Sprint Accuses AT&T of False Advertising of 5G Service

Lawsuit escalates industrywide branding battle over network upgrades; AT&T to fight suit

Sprint alleges in a lawsuit that AT&T is deceiving customers into thinking their 4G LTE wireless service is 5G. A woman walks past a Sprint store in New York. Photo: Reuters

Sprint Corp. has sued AT&T Inc. over a branding campaign that it says falsely tells customers they are receiving 5G service on their smartphones, escalating marketing wars between carriers over the next generation of wireless networks.

AT&T in recent weeks has begun putting a “5GE” label on some customers’ smartphone screens to indicate they are receiving higher-bandwidth service, a precursor to its rollout of faster, 5G service. The E in the tag stands for “evolution.”

Sprint alleges in the suit filed Thursday that AT&T is deceiving customers into thinking their 4G LTE wireless service is in fact 5G. It is asking the court to block AT&T from using that tag.

“AT&T is just like Sprint and all the other major wireless carriers currently operating a nationwide 4G LTE network,” a Sprint spokeswoman said in a statement Friday. “AT&T’s deceptive ads have harmed consumers by persuading them to purchase or continue purchasing AT&T’s services based on the lie that they are offering 5G,” she added.

5G Will Be Ultrafast, but the Roll Out Will Be Anything But

The FCC recently announced a plan to encourage a blazing fast wireless service called 5G. But what is 5G? And how far is the U.S. from rolling it out? Photo: Reuters

A spokesman for AT&T said the carrier introduced the 5G Evolution idea more than two years ago as “an evolutionary step” in building out its 5G network.

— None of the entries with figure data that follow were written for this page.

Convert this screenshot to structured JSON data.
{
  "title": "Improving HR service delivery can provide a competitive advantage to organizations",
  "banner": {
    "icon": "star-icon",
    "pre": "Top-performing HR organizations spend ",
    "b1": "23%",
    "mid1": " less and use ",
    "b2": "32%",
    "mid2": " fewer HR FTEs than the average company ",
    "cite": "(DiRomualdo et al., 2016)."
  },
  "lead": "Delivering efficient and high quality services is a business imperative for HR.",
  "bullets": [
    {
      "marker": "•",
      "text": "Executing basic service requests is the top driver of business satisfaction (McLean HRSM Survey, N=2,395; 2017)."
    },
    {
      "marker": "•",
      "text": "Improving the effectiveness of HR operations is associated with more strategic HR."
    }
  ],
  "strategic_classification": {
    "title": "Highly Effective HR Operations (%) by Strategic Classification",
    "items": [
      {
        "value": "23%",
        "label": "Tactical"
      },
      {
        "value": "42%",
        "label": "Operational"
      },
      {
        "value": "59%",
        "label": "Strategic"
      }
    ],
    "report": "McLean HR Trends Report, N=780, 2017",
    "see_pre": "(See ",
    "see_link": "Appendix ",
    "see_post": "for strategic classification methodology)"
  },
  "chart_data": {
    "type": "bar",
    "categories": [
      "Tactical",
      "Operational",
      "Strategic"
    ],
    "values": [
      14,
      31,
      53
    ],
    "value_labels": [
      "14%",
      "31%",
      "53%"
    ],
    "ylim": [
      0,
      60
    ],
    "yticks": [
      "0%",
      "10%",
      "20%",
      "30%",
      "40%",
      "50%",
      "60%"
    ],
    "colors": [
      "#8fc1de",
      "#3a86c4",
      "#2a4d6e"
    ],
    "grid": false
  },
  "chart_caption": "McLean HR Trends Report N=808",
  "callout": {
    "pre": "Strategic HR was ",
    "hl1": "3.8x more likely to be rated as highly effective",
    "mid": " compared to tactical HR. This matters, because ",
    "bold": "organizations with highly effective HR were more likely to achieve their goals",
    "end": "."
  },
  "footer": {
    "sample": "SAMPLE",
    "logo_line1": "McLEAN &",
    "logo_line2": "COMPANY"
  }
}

“5G Evolution and the 5GE indicator simply let customers know when their device is in an area where speeds up to twice as fast as standard LTE are available,” he said in a statement, adding that the carrier would fight the lawsuit.

The dispute is a sign of fierce competition for subscribers in a saturated U.S. wireless market. It also shows growing tension among rival carriers as they race to roll out the next generation of wireless service, a costly undertaking that requires fresh investments in network equipment and infrastructure.

Sprint’s suit comes as it and T-Mobile US Inc. try to convince the Justice Department and regulators to bless their planned merger. The suit argues that AT&T’s “aggressive and widespread false advertising campaign threatens Sprint’s business and goodwill.”

The controversy started late last year when customers on Android cellphones started noticing “5GE” labels near the newly enhanced cellular stations. AT&T had been upgrading its 4G LTE network to carry traffic over a broader swath of the wireless spectrum, providing a significant bandwidth boost for subscribers streaming video or downloading apps. Apple iPhone customers reported seeing the labels on their devices in recent days.

AT&T has defended the way it brands the new technology, arguing that it installed new equipment to make 5GE service possible. Those cellular radios will eventually get software upgrades to support full 5G service as the standard matures.

“This is a step that is required to get to ultimate 5G,” Chief Executive Randall Stephenson said in a Friday interview on CNBC in which he was asked about the lawsuit. “And it’s an evolutionary step to 5G.”

Competitors immediately seized on the labels as misleading. There are few phones on the market that support 5G engineering standards.

Verizon’s chief technology officer, Kyle Malady, wrote an open letter last month published online and as full-page newspaper ads criticizing AT&T’s tag. “Verizon won’t take an old phone and just change the 4 in the status bar to a 5,” it said.

Verizon itself has been criticized for beginning to offer proprietary in-home 5G broadband service late last year, before international standards for the service were settled.